Calls are continuing for the provincial Transportation and Infrastructure Renewal Department to take the lead in a joint study of the integrity of the Trans-Canada Highway near Oxford.
“We want to continue raising the issue,” Cumberland-Colchester MP Bill Casey said. “This is an important highway connecting Oxford and Nova Scotia to the rest of Canada. There is no alternative should something happen.”
Casey was joined by Cumberland South MLA Tory Rushton, Cumberland EMO co-ordinator Mike Johnson and Oxford CAO Rachel Jones in renewing their calls for TIR to come to the table to complete a study in concert with Transport Canada to determine whether there is any sinkhole development under the highway.
“GHD said there is a high probably of the development of sinkholes and recommended the highway be investigated,” Casey said. “We’re hearing all kinds of anecdotal evidence of sinkhole activity in the area over the years.”
He said local officials are simply asking the province to reconsider and have a look to reassure people the highway is stable.
“In the end, I believe common sense will prevail,” he said. Common sense always prevails.”
Last week, Casey urged the provincial and federal transportation ministers to work together to co-fund a study of Highway 104 and Highway 321 as recommended by GHD, which did a geotechnical study of the sinkhole that has closed the Lions Park in Oxford.
Nova Scotia’s Transportation and Infrastructure Minister Lloyd Hines said the highway is monitored regularly and said the LIDAR information hasn’t been analyzed as of yet, but would be quick to act if required.
Johnson said uncertainty with the highway is disconcerting to the community and he feels it defies logic to not at least do some testing of what’s going on underground.
“You don’t have to be a geologist to arrive at an opinion of what’s going on and looking at the LIDAR mapping available to us certainly is consistent with the report by GHD that there’s a lot of activity in the area,” Johnson said.
GHD, he said, tested a small area of karst topography around the Lions Park in Oxford. It stands to reason to say the area tested is very similar in its topography to a much larger area.
“Whatever we find in this small area is fairly consistent with what’s going to be in this larger area. Most of the area is uninhabited, but a small area of it has several thousand vehicles going over top of it every day,” Johnson said. “That’s where I think we need to do some planning and some contingencies in place if something happens.”

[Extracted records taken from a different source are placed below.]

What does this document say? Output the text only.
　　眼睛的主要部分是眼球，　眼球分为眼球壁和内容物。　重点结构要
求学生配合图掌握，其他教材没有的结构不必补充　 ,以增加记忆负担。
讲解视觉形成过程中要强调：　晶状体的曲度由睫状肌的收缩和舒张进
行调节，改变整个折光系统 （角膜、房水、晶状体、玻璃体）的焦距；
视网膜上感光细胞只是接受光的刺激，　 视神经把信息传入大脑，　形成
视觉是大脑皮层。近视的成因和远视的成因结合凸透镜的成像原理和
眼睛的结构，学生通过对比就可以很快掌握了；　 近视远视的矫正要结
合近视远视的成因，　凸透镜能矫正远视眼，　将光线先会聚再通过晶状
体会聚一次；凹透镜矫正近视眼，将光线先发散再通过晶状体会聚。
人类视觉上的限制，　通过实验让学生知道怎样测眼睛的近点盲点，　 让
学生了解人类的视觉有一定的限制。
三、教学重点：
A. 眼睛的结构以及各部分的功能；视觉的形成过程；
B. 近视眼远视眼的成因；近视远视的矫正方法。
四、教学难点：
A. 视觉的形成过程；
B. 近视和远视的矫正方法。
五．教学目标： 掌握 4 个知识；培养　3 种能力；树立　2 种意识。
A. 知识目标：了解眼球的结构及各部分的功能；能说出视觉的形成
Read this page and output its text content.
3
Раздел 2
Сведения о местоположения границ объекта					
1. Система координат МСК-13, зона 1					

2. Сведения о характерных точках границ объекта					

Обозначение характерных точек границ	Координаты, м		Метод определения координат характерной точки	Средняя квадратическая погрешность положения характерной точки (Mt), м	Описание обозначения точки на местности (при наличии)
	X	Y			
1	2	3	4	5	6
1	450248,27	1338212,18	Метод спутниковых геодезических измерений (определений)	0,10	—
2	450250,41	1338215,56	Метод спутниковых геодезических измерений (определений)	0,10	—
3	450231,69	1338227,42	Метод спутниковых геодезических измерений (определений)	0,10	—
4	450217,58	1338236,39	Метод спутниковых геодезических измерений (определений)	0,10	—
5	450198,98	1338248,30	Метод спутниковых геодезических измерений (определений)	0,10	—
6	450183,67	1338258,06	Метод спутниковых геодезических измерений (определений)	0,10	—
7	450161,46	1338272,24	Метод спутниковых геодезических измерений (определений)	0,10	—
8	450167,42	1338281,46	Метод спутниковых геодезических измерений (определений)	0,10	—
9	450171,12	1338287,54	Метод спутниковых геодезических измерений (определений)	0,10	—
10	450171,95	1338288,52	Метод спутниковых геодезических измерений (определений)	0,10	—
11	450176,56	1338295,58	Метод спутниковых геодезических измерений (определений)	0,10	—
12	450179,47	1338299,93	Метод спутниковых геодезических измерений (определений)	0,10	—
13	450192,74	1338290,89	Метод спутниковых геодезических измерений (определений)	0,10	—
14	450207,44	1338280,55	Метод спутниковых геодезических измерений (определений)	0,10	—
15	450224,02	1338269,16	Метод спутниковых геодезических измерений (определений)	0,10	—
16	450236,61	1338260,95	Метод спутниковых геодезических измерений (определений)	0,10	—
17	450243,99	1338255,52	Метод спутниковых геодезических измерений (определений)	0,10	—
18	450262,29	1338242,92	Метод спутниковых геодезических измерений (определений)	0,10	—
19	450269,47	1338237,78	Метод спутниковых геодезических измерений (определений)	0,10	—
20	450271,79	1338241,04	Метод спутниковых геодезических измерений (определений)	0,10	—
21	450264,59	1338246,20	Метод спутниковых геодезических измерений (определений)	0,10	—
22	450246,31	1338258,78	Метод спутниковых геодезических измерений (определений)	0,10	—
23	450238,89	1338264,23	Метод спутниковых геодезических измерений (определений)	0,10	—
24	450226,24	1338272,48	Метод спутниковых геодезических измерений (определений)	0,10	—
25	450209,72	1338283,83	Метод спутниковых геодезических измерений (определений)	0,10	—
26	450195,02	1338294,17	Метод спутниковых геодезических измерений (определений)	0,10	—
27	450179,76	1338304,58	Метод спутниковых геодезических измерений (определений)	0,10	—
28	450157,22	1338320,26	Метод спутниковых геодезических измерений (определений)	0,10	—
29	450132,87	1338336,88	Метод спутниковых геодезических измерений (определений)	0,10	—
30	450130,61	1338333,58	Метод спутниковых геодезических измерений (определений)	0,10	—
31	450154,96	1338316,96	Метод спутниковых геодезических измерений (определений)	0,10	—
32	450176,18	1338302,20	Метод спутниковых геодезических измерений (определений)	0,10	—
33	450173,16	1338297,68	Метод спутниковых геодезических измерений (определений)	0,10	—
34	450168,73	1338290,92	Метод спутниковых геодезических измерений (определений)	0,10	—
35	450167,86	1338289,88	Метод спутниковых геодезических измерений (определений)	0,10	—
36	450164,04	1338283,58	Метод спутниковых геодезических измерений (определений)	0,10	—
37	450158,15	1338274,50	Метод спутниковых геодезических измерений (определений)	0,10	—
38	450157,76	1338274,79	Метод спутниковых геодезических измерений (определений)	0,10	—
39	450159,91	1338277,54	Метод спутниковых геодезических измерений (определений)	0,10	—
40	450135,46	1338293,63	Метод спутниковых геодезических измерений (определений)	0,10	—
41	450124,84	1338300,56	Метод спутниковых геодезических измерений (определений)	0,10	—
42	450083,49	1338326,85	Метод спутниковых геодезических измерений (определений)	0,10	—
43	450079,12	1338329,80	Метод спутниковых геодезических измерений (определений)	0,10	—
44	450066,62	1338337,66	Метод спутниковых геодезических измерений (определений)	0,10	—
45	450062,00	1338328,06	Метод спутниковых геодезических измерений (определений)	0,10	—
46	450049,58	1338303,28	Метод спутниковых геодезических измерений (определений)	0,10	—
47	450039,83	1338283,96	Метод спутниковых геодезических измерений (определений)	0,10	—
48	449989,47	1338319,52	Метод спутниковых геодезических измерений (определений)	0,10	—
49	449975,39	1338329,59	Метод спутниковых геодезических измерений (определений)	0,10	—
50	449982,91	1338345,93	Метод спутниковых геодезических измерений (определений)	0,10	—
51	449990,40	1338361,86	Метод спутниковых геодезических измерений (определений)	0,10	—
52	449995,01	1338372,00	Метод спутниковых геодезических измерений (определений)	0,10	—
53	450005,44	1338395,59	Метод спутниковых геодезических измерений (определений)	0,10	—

Rushton said the urgency of the situation hit home for him when during a recent briefing by GHD officials they said they don’t normally make recommendations but in this case they did recommend further study of Highway 321 and the Trans-Canada Highway.
The Cumberland South MLA has written the minister and the premier and toured the area recently with the deputy minister of TIR, showing him the depression on the highway just outside town. He said he will be questioning the minister when the legislature reopens later this month, but stressed he wants to work with him and the department.
“It’s fair for residents and business owners to be concerned. All they’re asking for is peace of mind,” the MLA said. “None of us are geologists, but the report said the highway really should be looked at.”
The department, he said, has a machine that monitors the surface of the highway, but it doesn’t look underneath.
Jones said she received a telephone call Thursday from a woman in Antigonish asking if the highway is safe for her to use and she has advised staff if they get future calls to refer people to 511, the province’s highway conditions telephone number.
The Oxford CAO said the town is looking to work with Energy and Mines to help monitor the highway into town and will be asking how to become part of its geohazard network. TIR, she said, needs to do the same thing on both sides of the highway to establish a baseline that can be measured and monitored regularly.
Johnson said Nova Scotians are concerned about the highway.
“It’s not inconceivable that we’re in effect putting up a sign on the Trans-Canada Highway outside Oxford saying travel at your own risk,” Johnson said.
Casey said while officials with the province may claim he and others are fear-mongering, he believes it’s essential to raise awareness.
“The Trans-Canada Highway is 397 kilometres long in Nova Scotia and there’s only one depression like this and it’s located between two sinkholes,” Casey said. “Previous aerial photographs taken before the highway was built show what looks like two sinkholes right in the path of the highway. It appears they built the highway right over the sinkholes and one of those is where the depression in the highway is today.
“Even if it’s a small risk, the consequences could be horrific. I don’t want to be an alarmist, but there’s enough information there to show there’s a small risk of a sinkhole developing. It absolutely screams for a study to determine if there’s anything under that highway.”
Casey said he has spoken to federal minister Marc Garneau, but the highway is a provincial responsibility and the federal government will only get involved if asked by the province as was the case when the GHD study was announced in April.